Brother Ed helped me prove up on a 40-acre timber claim, six miles north of Humptulips in "21-10". I lived with him near Murhard's. Then we moved to the Sargent place, across the river. The first time I saw Ernest Paull, then 21 years of age, I said, "Gosh, he's cute. In 1904, I married him."



THE EVANS FAMILY

By Harry C. Evans, (1934)


My maternal grandfather Burch brought his family to London, Canada over a hundred years ago. However, since my mother was a babe of three months, she was left behind to be reared by her aunts. Eventually she married, but was left a widow with one child.

My father, Thomas Evans, was born in Canterbury, England. He met and married Sarah Elizabeh Burch and they became parents of fifteen children - making sixteen for my mother.

I, Harry Charles Evans, was born on May 24, 1854, in Dover England, attending school there. As a lad I worked with my father who was a shoe maker by trade. Later I followed the sea, working on boats which plyed between England and Scotland.

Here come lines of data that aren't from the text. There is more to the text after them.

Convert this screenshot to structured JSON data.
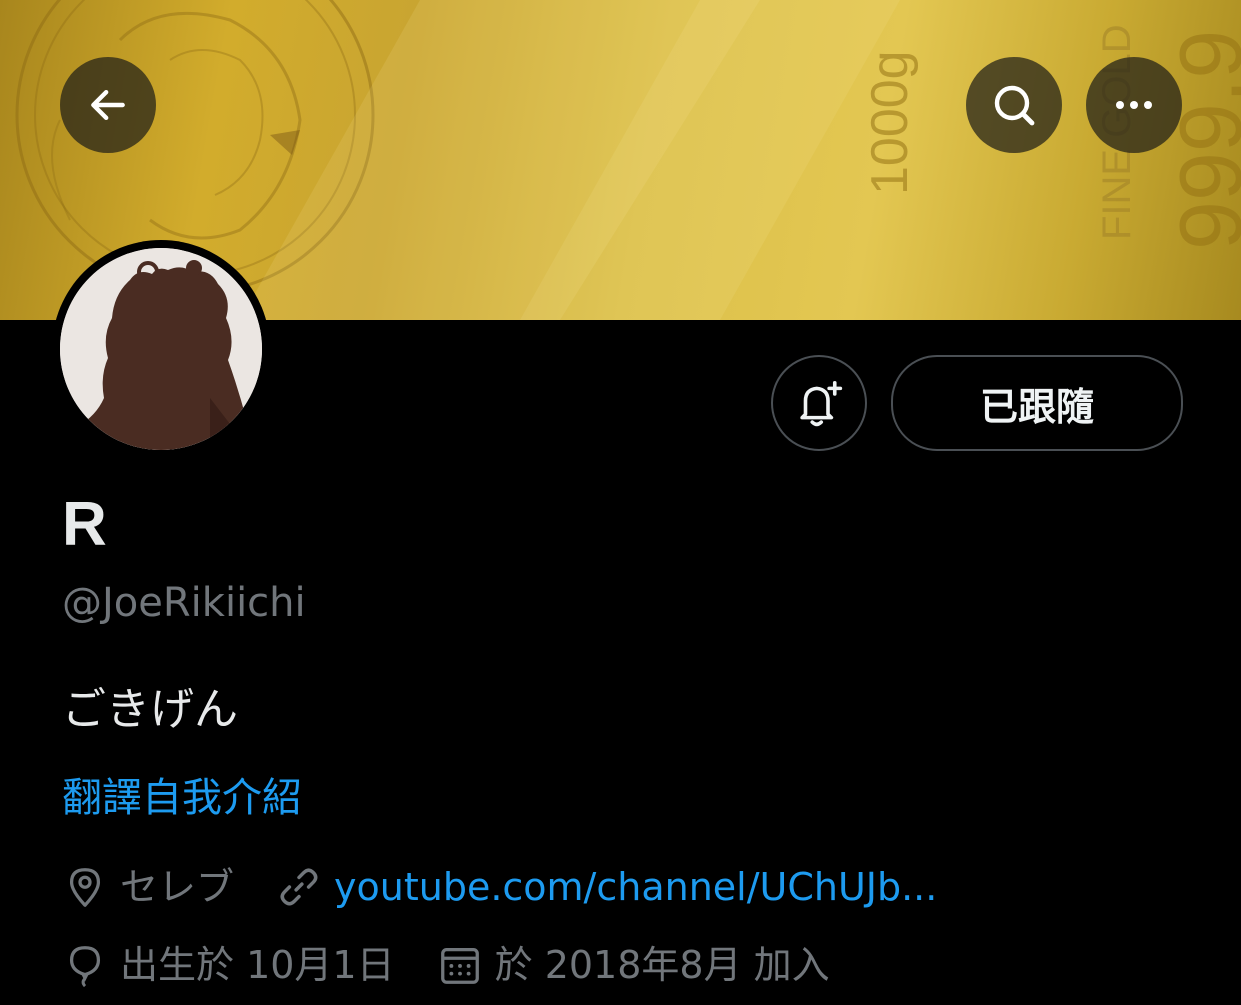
{
  "banner": {
    "stamp_weight": "1000g",
    "stamp_fine": "FINE GOLD",
    "stamp_purity": "999.9"
  },
  "header": {
    "back_icon": "arrow-left-icon",
    "search_icon": "search-icon",
    "more_icon": "more-horizontal-icon"
  },
  "actions": {
    "notification_icon": "bell-plus-icon",
    "follow_label": "已跟隨"
  },
  "profile": {
    "display_name": "R",
    "handle": "@JoeRikiichi",
    "bio": "ごきげん",
    "translate_label": "翻譯自我介紹",
    "location": "セレブ",
    "website": "youtube.com/channel/UChUJb...",
    "birthday": "出生於 10月1日",
    "joined": "於 2018年8月 加入"
  },
  "colors": {
    "background": "#000000",
    "primary_text": "#e7e9ea",
    "secondary_text": "#71767b",
    "accent": "#1d9bf0",
    "border": "#4a4f54"
  }
}
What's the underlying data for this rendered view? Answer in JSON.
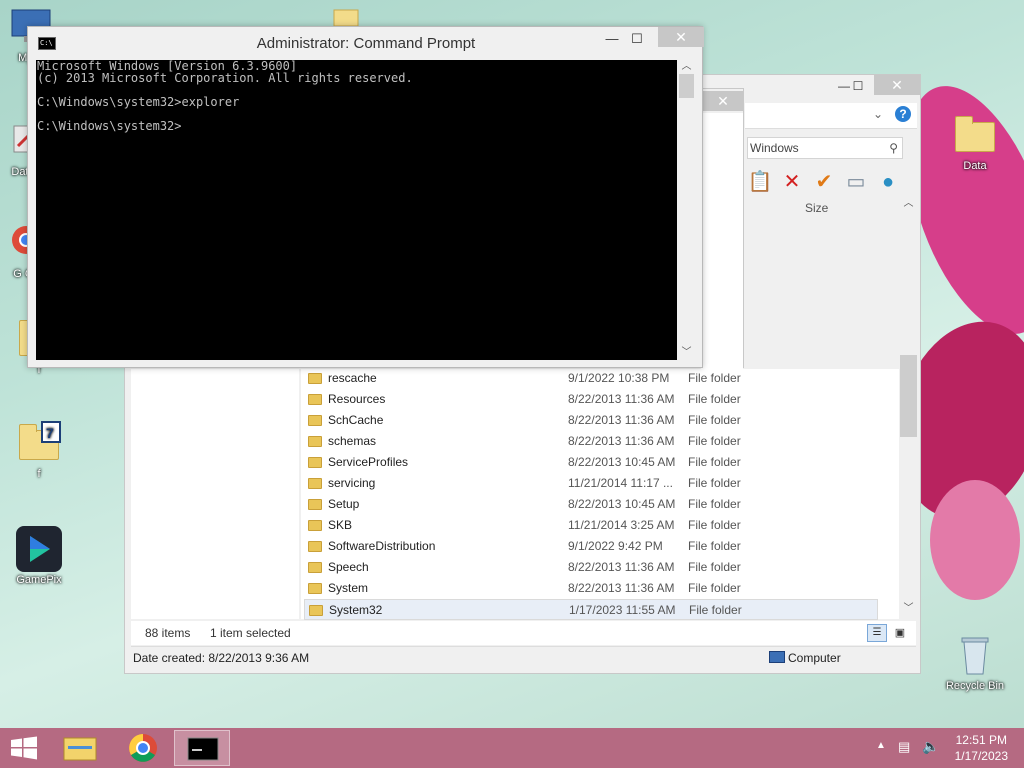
{
  "desktop": {
    "icons": [
      {
        "label": "My C",
        "icon": "computer-icon"
      },
      {
        "label": "Data",
        "icon": "shortcut-icon"
      },
      {
        "label": "G C",
        "icon": "chrome-icon"
      },
      {
        "label": "f",
        "icon": "folder-icon"
      },
      {
        "label": "f",
        "icon": "folder-7z-icon"
      },
      {
        "label": "GamePix",
        "icon": "gamepix-icon"
      },
      {
        "label": "Data",
        "icon": "folder-icon"
      },
      {
        "label": "Recycle Bin",
        "icon": "recycle-bin-icon"
      }
    ]
  },
  "cmd": {
    "title": "Administrator:  Command Prompt",
    "lines": [
      "Microsoft Windows [Version 6.3.9600]",
      "(c) 2013 Microsoft Corporation. All rights reserved.",
      "",
      "C:\\Windows\\system32>explorer",
      "",
      "C:\\Windows\\system32>"
    ],
    "controls": {
      "minimize": "—",
      "maximize": "☐",
      "close": "✕"
    }
  },
  "explorer": {
    "search_text": "Windows",
    "column_size": "Size",
    "files": [
      {
        "name": "rescache",
        "date": "9/1/2022 10:38 PM",
        "type": "File folder"
      },
      {
        "name": "Resources",
        "date": "8/22/2013 11:36 AM",
        "type": "File folder"
      },
      {
        "name": "SchCache",
        "date": "8/22/2013 11:36 AM",
        "type": "File folder"
      },
      {
        "name": "schemas",
        "date": "8/22/2013 11:36 AM",
        "type": "File folder"
      },
      {
        "name": "ServiceProfiles",
        "date": "8/22/2013 10:45 AM",
        "type": "File folder"
      },
      {
        "name": "servicing",
        "date": "11/21/2014 11:17 ...",
        "type": "File folder"
      },
      {
        "name": "Setup",
        "date": "8/22/2013 10:45 AM",
        "type": "File folder"
      },
      {
        "name": "SKB",
        "date": "11/21/2014 3:25 AM",
        "type": "File folder"
      },
      {
        "name": "SoftwareDistribution",
        "date": "9/1/2022 9:42 PM",
        "type": "File folder"
      },
      {
        "name": "Speech",
        "date": "8/22/2013 11:36 AM",
        "type": "File folder"
      },
      {
        "name": "System",
        "date": "8/22/2013 11:36 AM",
        "type": "File folder"
      },
      {
        "name": "System32",
        "date": "1/17/2023 11:55 AM",
        "type": "File folder"
      }
    ],
    "item_count": "88 items",
    "selected_count": "1 item selected",
    "date_created": "Date created: 8/22/2013 9:36 AM",
    "location": "Computer"
  },
  "taskbar": {
    "time": "12:51 PM",
    "date": "1/17/2023"
  }
}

Being of a roving and adventurous nature I decided at the age of eighteen to see more of the world. Took passage on a full-rigged ship, ' the Alexander Marshall', belonging to the Black Bail Line. We left Liverpool Nov. 5, 1872, and reached New York on Christmas Day, after a very rough and exciting trip, seeing many wrecks on the passage over. I remained only a few weeks in New York City, returning home on the "Denmark" a steamer belonging to the National Steamship Company. Landed at the Victoria docks at London, after an uneventful trip.